Virginia Credit Union has been looking for ways to incorporate predictive analytics into its processes. For example, the team created a “next best product” field delivered through its CRM application that predicts the product a member is likely to open next. Another predictive tool for check holds helps tellers determine how much funds should be available to a member when cashing or depositing a check from another institution. A scoring system sets the amount and displays it in the core system.
“It creates a consistent and automated process across all the branches,” Brooks says.
The New Frontier: Data Governance
Although institutions have used frameworks to manage their data practices for decades, government regulations, privacy concerns, and growing cybersecurity threats have pushed data governance to the forefront.

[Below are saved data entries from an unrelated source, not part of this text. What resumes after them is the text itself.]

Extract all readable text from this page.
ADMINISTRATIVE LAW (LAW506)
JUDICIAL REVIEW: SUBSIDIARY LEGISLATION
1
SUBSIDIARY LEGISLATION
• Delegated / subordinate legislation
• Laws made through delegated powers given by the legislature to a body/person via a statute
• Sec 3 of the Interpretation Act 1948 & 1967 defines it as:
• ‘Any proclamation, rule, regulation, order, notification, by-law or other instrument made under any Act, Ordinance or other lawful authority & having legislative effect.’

“Every day there’s another breach here and a leak there,” Nuyen says. “Working in a financial institution where you have this level of transparency into people’s lives and their data, it’s critically important to safeguard it and make sure you’re using it responsibly.”
CU QUICK FACTS
ADVIA CREDIT UNION
HQ: Kalamazoo, MI
ASSETS: $2.0B
MEMBERS: 183,163
BRANCHES: 28
EMPLOYEES: 543
NET WORTH: 10.7%
ROA: 0.53%
Advia recently stood up a three-member data governance team that is separate from Nuyen’s team. The analytics director says there’s a good reason for that.
“We want to make sure it’s an independent function that’s not inappropriately influenced by anyone,” Nuyen says. “It’s sort of our partner in arms on a lot of different projects.”
Data governance will also be a critical function as enterprises implement emerging generative AI tools and large language models into the workplace and eventually deploy them on public-facing applications. These tools need to ingest huge amounts of data for training, so data quality is crucial.
“With AI taking center stage, it is incredibly important to have good quality data to feed into those models,” Nuyen says. “As with any process, it’s garbage, in garbage out. There’s going to be a ripple effect as it starts proliferating, and now the whole industry starting to realize the inputs are not optimal. Everyone needs better data – and clean data.”
The promise of AI is that it will enable individual users to fulfill their own requests. That day might be coming sooner than later. Power BI already comes with Microsoft Copilot, and Tableau offers Einstein, which means users don’t need to understand how to write a query or use the drag-and-drop fields.
“Already this space is getting where you can take a proficient business user, and if they know the question they’re trying to answer, and they know how to articulate it, the answer is already baked into these platforms,” Nuyen says. “If I want to know the top-producing loan officer in this region last year, it spits it out in a report.”
That level of self-service could answer many basic requests, which would free up time for engineers, analysts, specialists, and more to work on things that push their organizations forward.